Kenaikan UMP 2024 Terlalu Rendah: Hanya Untungkan Pengusaha, Buruh Tetap Sengsara
JAKARTA – Angka kenaikan upah minimum provinsi (UMP) dinilai para pengamat ekonomi masih jauh ideal dan berisiko menggerus daya beli. Padahal, jika upah pekerja bisa naik lebih tinggi akan berdampak pada pendapatan daerah juga.
Pemerintah daerah di Indonesia telah mengumumkan kenaikan UMP 2024 pada Selasa (21/11/2023). Namun menurut Menteri Ketenagakerjaan Ida Fauziyah, baru 30 gubernur yang telah menetapkan UMP di wilayahnya masing-masing.

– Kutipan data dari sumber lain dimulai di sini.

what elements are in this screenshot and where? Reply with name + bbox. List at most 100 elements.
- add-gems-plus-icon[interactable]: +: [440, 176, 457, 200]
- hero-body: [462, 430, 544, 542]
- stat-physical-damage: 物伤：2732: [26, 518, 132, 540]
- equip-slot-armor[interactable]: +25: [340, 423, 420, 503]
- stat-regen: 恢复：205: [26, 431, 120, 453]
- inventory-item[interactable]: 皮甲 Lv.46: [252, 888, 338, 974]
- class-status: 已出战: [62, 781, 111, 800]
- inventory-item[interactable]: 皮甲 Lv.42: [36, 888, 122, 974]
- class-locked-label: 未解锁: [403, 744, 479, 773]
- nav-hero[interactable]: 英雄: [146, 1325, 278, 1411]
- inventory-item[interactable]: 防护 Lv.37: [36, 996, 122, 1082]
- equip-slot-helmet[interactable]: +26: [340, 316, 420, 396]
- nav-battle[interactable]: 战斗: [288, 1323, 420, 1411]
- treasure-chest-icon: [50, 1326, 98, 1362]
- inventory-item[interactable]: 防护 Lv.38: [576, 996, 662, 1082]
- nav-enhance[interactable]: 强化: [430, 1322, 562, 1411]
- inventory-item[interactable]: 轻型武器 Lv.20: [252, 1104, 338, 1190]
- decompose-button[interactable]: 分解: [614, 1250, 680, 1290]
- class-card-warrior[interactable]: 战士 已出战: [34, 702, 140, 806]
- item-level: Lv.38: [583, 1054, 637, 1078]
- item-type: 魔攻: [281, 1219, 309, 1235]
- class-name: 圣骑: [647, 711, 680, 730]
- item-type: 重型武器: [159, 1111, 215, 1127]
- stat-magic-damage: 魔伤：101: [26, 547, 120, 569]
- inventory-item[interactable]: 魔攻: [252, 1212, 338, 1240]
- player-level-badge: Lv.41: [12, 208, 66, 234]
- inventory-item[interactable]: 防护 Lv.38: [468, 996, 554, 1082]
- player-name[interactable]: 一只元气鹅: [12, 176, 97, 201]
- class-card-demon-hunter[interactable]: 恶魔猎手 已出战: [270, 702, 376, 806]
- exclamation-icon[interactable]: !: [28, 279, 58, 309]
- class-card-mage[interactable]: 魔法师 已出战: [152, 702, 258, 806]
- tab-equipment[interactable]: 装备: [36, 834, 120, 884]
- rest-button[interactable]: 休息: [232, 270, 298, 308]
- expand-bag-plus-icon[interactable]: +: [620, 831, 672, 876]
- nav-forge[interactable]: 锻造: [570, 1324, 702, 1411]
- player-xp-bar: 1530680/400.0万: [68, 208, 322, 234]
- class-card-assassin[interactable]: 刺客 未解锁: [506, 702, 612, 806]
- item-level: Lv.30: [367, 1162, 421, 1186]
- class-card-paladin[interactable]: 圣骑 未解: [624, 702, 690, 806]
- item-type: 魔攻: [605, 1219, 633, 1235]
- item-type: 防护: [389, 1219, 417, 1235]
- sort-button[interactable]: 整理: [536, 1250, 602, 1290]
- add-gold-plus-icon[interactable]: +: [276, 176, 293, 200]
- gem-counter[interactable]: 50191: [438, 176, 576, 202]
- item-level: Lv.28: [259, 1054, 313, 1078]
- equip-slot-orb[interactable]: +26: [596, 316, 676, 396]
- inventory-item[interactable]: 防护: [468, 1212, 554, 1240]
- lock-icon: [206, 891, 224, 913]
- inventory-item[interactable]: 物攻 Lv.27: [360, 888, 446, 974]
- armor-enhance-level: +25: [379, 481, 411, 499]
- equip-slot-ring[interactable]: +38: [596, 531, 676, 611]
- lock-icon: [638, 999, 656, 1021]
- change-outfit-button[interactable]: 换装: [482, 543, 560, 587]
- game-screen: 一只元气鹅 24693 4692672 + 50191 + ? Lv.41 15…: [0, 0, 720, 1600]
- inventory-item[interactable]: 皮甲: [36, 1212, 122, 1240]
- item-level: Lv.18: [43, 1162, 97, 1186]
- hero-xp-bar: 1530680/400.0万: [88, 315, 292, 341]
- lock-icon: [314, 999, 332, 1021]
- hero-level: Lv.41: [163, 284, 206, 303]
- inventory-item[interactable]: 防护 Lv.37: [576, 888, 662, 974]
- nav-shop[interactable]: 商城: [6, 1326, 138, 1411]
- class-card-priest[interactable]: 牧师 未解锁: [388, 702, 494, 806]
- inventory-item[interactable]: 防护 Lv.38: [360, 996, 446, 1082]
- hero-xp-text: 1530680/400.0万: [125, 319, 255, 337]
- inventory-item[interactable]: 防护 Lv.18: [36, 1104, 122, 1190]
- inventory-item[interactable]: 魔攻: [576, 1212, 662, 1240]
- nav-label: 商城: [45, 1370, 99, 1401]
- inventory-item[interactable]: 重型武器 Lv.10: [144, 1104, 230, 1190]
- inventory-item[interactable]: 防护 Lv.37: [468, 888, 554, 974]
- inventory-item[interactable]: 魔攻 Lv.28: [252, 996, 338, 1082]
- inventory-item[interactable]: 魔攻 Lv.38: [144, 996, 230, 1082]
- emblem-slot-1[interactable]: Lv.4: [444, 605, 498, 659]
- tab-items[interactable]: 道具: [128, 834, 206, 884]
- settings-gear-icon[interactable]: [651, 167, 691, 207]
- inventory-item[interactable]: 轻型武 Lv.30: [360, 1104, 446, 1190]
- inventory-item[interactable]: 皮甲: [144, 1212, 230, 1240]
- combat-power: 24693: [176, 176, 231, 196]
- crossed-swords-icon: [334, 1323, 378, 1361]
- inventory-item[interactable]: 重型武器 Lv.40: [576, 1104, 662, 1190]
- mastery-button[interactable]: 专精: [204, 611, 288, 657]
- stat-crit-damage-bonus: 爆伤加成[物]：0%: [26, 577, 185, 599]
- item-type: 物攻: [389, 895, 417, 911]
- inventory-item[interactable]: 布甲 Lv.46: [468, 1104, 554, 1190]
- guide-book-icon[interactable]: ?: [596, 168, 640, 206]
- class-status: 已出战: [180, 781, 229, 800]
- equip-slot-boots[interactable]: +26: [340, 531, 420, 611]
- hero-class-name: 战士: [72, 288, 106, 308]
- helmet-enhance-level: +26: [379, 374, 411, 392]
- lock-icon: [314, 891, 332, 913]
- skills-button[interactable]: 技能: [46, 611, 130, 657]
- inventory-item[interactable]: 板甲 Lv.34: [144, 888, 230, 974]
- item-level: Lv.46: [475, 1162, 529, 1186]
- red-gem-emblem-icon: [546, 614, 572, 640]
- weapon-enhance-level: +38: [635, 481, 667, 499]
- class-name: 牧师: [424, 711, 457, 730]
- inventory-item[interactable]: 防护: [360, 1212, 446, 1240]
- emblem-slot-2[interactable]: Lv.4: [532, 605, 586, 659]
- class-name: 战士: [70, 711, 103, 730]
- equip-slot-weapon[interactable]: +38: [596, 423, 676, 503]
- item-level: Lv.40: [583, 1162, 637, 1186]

Berdasarkan pengumuman kenaikan upah semalam, DKI Jakarta masih menjadi provinsi dengan UMP tertinggi yaitu Rp5.067.3381 meski hanya mengalami kenaikan 3,8 persen dari sebelumnya sebesar Rp4.900.798.
Maluku Utara mengalami kenaikan tertinggi di antara provinsi lainnya, yaitu 7,5 persen dari Rp2.976.720 menjadi Rp3.200.000. Sementara provinsi dengan persentase kenaikan paling sedikit adalah Gorontalo, yang hanya naik 1,19 persen Rp2.989.350 menjadi Rp3.025.100.
Ancam Pertumbuhan Ekonomi
Ekonom Bahana Sekuritas, Putera Satria Sambijantoro mengatakan kenaikan UMP 2024 jauh lebih kecil dibandingkan kenaikan tahun lalu yang rata-rata mencapai 7,5 persen. Meski di tengah tahun politik, para kepala daerah tetap berpegang pada keputusan pemerintah pusat sesuai dengan Undang-Undang Cipta Kerja.

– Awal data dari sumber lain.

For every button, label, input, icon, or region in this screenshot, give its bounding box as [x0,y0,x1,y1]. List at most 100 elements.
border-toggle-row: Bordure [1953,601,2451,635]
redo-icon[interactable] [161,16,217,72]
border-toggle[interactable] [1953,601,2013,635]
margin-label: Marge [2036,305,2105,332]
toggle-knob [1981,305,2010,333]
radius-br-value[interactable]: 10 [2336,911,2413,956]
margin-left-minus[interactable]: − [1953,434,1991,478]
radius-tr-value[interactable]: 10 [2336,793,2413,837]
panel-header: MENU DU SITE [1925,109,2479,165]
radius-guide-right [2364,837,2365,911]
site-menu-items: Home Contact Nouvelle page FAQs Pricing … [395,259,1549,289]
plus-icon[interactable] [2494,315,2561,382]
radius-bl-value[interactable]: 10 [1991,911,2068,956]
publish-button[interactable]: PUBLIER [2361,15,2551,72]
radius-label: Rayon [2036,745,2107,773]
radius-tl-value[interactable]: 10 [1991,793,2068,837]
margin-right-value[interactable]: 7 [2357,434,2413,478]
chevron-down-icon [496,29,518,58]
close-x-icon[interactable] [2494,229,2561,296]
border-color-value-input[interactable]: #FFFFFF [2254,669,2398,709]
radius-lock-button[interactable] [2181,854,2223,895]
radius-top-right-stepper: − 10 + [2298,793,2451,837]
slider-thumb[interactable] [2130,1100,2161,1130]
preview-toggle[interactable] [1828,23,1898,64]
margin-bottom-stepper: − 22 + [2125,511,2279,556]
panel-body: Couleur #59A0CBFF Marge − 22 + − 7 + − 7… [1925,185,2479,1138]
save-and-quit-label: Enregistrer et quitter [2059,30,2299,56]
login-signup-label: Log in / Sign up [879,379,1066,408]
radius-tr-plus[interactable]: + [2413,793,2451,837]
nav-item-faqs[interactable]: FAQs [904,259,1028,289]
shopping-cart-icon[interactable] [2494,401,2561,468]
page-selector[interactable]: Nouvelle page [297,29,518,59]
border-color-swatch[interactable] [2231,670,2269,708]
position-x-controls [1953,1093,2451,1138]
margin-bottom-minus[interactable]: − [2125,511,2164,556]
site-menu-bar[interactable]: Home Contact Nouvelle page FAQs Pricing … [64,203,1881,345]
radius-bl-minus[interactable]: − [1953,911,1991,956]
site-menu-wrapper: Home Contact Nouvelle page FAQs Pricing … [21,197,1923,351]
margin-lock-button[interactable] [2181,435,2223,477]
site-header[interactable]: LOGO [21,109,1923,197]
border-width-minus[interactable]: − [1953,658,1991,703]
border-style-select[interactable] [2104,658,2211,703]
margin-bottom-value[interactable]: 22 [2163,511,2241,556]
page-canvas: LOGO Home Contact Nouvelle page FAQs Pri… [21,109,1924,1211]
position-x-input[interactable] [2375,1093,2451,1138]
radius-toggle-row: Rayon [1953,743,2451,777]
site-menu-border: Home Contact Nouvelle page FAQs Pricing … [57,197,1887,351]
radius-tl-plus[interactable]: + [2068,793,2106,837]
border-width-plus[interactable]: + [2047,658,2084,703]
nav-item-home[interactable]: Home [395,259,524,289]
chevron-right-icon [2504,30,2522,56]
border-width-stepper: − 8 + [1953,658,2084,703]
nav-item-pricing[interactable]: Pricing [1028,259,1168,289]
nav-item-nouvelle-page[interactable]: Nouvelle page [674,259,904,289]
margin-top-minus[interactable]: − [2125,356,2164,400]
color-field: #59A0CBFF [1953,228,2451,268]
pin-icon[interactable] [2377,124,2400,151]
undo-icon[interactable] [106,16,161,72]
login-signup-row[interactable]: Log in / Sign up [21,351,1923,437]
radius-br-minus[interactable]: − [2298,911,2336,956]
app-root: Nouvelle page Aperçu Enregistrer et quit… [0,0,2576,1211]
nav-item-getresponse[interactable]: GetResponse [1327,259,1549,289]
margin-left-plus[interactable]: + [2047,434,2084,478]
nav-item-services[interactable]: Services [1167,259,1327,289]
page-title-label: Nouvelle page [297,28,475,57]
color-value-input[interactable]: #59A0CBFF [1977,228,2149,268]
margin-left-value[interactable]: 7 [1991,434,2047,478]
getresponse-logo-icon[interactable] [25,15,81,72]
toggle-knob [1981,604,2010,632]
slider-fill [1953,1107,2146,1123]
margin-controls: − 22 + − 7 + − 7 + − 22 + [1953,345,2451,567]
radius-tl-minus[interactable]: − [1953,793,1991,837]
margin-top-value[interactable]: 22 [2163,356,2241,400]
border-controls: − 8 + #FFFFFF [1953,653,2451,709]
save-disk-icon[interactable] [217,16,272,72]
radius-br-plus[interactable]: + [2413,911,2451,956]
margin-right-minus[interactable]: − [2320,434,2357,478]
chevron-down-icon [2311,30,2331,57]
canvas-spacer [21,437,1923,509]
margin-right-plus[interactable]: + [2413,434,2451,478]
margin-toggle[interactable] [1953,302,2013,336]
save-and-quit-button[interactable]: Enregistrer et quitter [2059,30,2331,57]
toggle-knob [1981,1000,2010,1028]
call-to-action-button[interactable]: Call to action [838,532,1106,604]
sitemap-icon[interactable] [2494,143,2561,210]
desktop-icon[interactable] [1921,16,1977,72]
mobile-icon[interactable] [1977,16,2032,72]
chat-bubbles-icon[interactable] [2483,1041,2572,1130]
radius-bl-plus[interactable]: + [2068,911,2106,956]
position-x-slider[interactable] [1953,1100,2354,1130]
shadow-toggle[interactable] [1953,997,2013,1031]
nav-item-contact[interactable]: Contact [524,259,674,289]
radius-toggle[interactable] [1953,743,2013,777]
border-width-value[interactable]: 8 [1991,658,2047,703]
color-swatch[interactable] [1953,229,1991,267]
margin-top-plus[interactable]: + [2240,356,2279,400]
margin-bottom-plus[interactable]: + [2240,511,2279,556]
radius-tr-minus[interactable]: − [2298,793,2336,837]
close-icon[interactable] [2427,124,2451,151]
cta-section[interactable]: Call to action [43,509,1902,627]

“Bagi dunia usaha, kenaikan ini akan menyebabkan iklim investasi yang lebih kondusif di tengah ketidakpastian tahun politik. Bagi buruh, dampaknya akan minimal terhadap kenaikan daya beli dan kesejahteraan. Bagi bank sentral, efek inflasi dari kenaikan upah menjadi minimal,” terang Satria.
Sementara itu, Direktur Eksekutif Center of Economic and Law Studies (CELIOS) Bhima Yudhistira mengatakan kenaikan UMP 2024 masih terlalu rendah. Dia khawatir kenaikan yang terlalu rendah ini bisa mengancam pertumbuhan ekonomi tahun depan.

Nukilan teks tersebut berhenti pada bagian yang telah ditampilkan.